One imagines that if some of the less vicious defenders of child hatred were to be asked why they find the littlest humans on earth so reprehensible, they might respond with the more mundane but stereotypical justifications of, “They’re noisy!” “They’re not interesting!” “They’re gross!”
These are curious and nonsensical perspectives for anyone to offer though, given the fact that being a “noisy,” “uninteresting,” and “gross” child is the only thing that every single person currently on the planet either is or has been at some point. The same cannot be said about virtually any other identity, even, or perhaps especially, in the case of becoming elderly.
It might be tempting to conclude that some of these people claiming to hate children are only joking, being ironic, or trying to be edgy. Maybe so.

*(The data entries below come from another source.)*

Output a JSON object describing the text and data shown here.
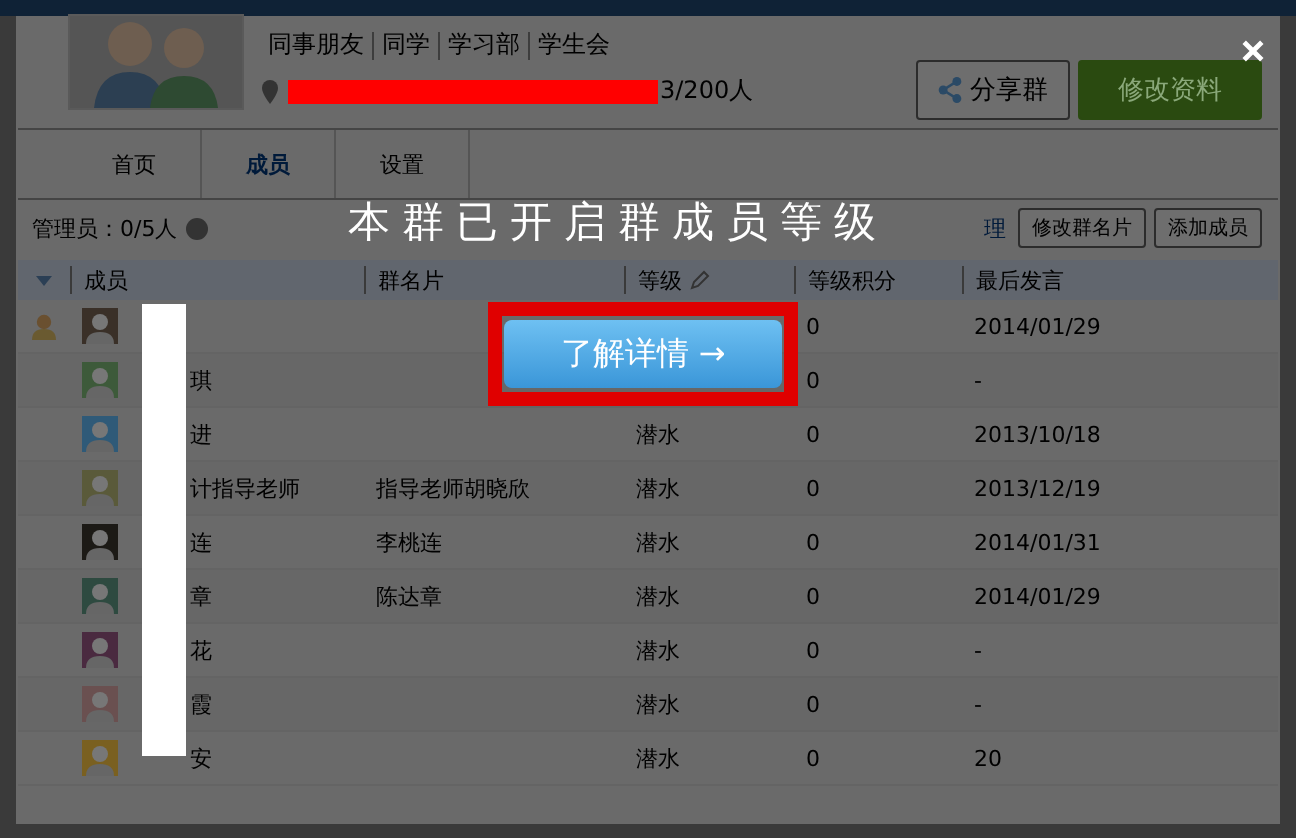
{
  "header": {
    "tags": [
      "同事朋友",
      "同学",
      "学习部",
      "学生会"
    ],
    "member_count": "3/200人",
    "buttons": [
      {
        "label": "分享群",
        "kind": "share"
      },
      {
        "label": "修改资料",
        "kind": "primary"
      }
    ]
  },
  "tabs": [
    {
      "label": "首页",
      "selected": false
    },
    {
      "label": "成员",
      "selected": true
    },
    {
      "label": "设置",
      "selected": false
    }
  ],
  "toolbar": {
    "admins": "管理员：0/5人",
    "link": "理",
    "buttons": [
      "修改群名片",
      "添加成员"
    ]
  },
  "table": {
    "columns": [
      "成员",
      "群名片",
      "等级",
      "等级积分",
      "最后发言"
    ],
    "rows": [
      {
        "owner": true,
        "points": "0",
        "last": "2014/01/29"
      },
      {
        "owner": false,
        "name": "琪",
        "points": "0",
        "last": "-"
      },
      {
        "owner": false,
        "name": "进",
        "level_name": "潜水",
        "points": "0",
        "last": "2013/10/18"
      },
      {
        "owner": false,
        "name": "计指导老师",
        "card": "指导老师胡晓欣",
        "level_name": "潜水",
        "points": "0",
        "last": "2013/12/19"
      },
      {
        "owner": false,
        "name": "连",
        "card": "李桃连",
        "level_name": "潜水",
        "points": "0",
        "last": "2014/01/31"
      },
      {
        "owner": false,
        "name": "章",
        "card": "陈达章",
        "level_name": "潜水",
        "points": "0",
        "last": "2014/01/29"
      },
      {
        "owner": false,
        "name": "花",
        "level_name": "潜水",
        "points": "0",
        "last": "-"
      },
      {
        "owner": false,
        "name": "霞",
        "level_name": "潜水",
        "points": "0",
        "last": "-"
      },
      {
        "owner": false,
        "name": "安",
        "level_name": "潜水",
        "points": "0",
        "last": "20"
      }
    ]
  },
  "notice": {
    "caption": "本群已开启群成员等级",
    "button": "了解详情 →"
  }
}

But it is still worth remembering that just as hate speech has been directly linked to violence against women, African Americans, Jews, and the LGBTQ community, viewing children as burdens to be disdained has all kinds of very unfunny and decidedly not cool consequences, ranging from verbal and physical child abuse to actual infanticide.
Perhaps, we all need to think twice, then, before we refrain from challenging those who would confuse the totally reasonable (and financially sound!) decision not to have children with publicly arguing for the right to hate them.
Children like Landen remain the most vulnerable and innocent members of society, and the fact that people publicly express hatred for them with practical immunity from real consequences may just be our world’s clearest example of the banality of evil.
In the words of poet Maya Angelou, “Each child belongs to all of us and they will bring us a tomorrow in direct relation to the responsibility we have shown to them.”